Since the data is binary it makes sense to perform a logistic regression. I will denote the first parameter (intercept) as $\alpha$ and the second parameter (gradient) as $\beta$. I can obtain such a fit by writing
logit = LogitModelFit[data1, x, x]; I can then plot my result and get various properties
Show[ListPlot[data1], Plot[logit[x], {x, Min[data1[[All, 1]]] - 1,Max[data1[[All, 1]]] + 1}], PlotRange -> All] Normal[logit] logit["ParameterConfidenceIntervalTable"] logit["CovarianceMatrix"] // MatrixForm logit["Properties"] A related post: How can I compute and plot the 95% confidence bands for a fitted logistic regression model? nicely covers how to obtain 95% confidence intervals for the output probabilities, i.e. the $y_i$.
Question
However, there are situations where it is e.g. interesting to have the corresponding 95% confidence intervals for all the $x_i$ data values instead.

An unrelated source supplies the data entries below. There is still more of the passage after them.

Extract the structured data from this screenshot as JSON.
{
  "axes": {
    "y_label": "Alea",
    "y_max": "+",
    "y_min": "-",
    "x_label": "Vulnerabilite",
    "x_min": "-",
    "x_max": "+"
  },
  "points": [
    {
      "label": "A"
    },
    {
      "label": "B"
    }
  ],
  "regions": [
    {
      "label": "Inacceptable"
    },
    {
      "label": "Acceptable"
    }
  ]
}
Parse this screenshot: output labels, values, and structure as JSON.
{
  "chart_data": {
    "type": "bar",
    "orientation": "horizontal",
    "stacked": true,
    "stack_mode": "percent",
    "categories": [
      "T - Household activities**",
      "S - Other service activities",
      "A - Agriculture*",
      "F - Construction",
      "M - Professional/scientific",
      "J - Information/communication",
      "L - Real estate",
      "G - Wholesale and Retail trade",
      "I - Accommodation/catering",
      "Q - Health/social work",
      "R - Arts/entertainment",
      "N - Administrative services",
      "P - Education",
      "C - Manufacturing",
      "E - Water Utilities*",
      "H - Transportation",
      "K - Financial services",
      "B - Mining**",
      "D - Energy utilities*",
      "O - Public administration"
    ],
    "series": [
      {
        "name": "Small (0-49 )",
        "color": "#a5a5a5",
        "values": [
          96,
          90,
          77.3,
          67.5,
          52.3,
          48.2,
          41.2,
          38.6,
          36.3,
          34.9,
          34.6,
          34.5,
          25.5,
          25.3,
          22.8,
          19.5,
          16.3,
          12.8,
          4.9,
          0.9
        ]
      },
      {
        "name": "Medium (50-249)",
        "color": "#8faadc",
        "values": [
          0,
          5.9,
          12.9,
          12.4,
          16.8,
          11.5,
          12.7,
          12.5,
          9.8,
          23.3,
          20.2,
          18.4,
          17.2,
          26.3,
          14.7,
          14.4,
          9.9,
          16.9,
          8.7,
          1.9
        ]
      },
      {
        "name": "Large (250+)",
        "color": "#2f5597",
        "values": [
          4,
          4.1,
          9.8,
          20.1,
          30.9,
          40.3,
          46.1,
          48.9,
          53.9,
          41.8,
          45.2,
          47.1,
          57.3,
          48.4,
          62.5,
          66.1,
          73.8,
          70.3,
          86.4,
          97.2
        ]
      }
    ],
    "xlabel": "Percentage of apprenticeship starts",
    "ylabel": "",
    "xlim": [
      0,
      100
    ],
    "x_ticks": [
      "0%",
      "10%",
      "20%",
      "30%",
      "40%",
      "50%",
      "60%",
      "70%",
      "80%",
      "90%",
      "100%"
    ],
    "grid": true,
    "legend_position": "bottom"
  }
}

My question is how can we calculate the 95% confidence interval for all of the $x_i$ data?
Attempts
1
My first thought was that this could be obtained by simply writing something like
cov = logit["CovarianceMatrix"]; SE = Sqrt[{1,x}.cov.{1,x}]; xLower = x - 1.96*SE; xUpper = x + 1.96*SE; for an individual $x_i$. However, I suspect the interpretation of the standard error (SE above) is then actually the standard error in the sum $\alpha + \beta x$.
2
Next I guessed that what I actually need is the standard error of an individual $x_i$, such that I can still write something like this:
xLower = x - 1.96*SE; xUpper = x + 1.96*SE; for an individual $x_i$. My first thought was to pick the standard error as $\text{SE} = 1/\beta$ as this represents the width of the logistic distribution function as explained here https://stats.stackexchange.com/questions/403575/how-is-logistic-regression-related-to-logistic-distribution as well as in other references. My issue with this is of course that the confidence interval is constant, regardless of which $x_i$ are actually measured. I would imagine the confidence interval to be slimmer around $x_i$ with many datapoints, and thicker around $x_i$ with fewer datapoints.
3
I run into the same sort of issue (constant width of confidence interval) if I solve the inequality $$\alpha + \beta x - 1.96 \sqrt{(1,x).\text{cov}.(1,x)}<\alpha + \beta x < \alpha + \beta x + 1.96 \sqrt{(1,x).\text{Cov}.(1,x)}$$ with respect to $x$.
Question
So to reiterate my question is: what is the proper way to calculate a reasonable behaved 95% confidence interval for the datapoints $x_i$ for a logistic distribution in mathematica?